Mitsu Mark shares what she learned as a professional dominatrix who worked at three commercial dungeons in NYC. One point she stresses – her clients didn’t fit a “type”:

I’m often nudged to confirm the stereotype of the dungeon client as a high-powered executive, a controlling breadwinner who comes to a dominatrix because it is his only release from the stress of his daily alpha role. I’m sure that does exist. Successful businessmen do make up a good portion of dungeon clientele, but that’s probably a result of the price of entry. However, I never had a typical client demographic that otherwise differed much from that of the greater New York City male population (I rarely had female clients, which is another can of worms).

I saw guys from a huge variety of economic backgrounds, nationalities, and ethnicities, with all sorts of career paths, social group affiliations, political leanings, and religions.

I had older (okay, mostly older—and some way older) clients, and clients who looked like they’d saved up their allowances to see me (we did card those).

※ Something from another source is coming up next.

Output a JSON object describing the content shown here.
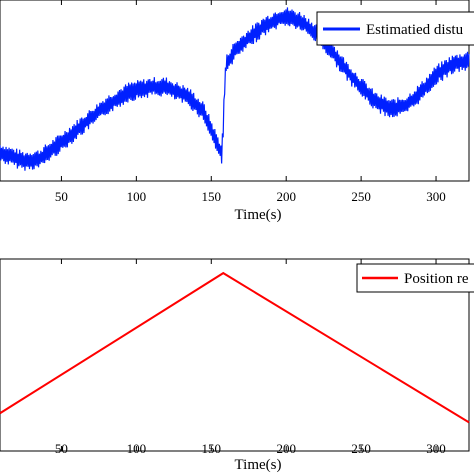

Some were douchebags; some were sweethearts. Some were shy—and others chatted up every person they encountered on the way in, talked through the entire session to me as well as on their phones, and asked to be paraded down the streets of Manhattan in pink tutus. Some were virgins; some were married with children. Some were out, and some were paranoid about being identified to the point of wearing sunglasses through their sessions—well, one guy did that.

The men I saw walk through the dungeon doors represented all walks of life. Their only common denominator was the dungeon, of all things.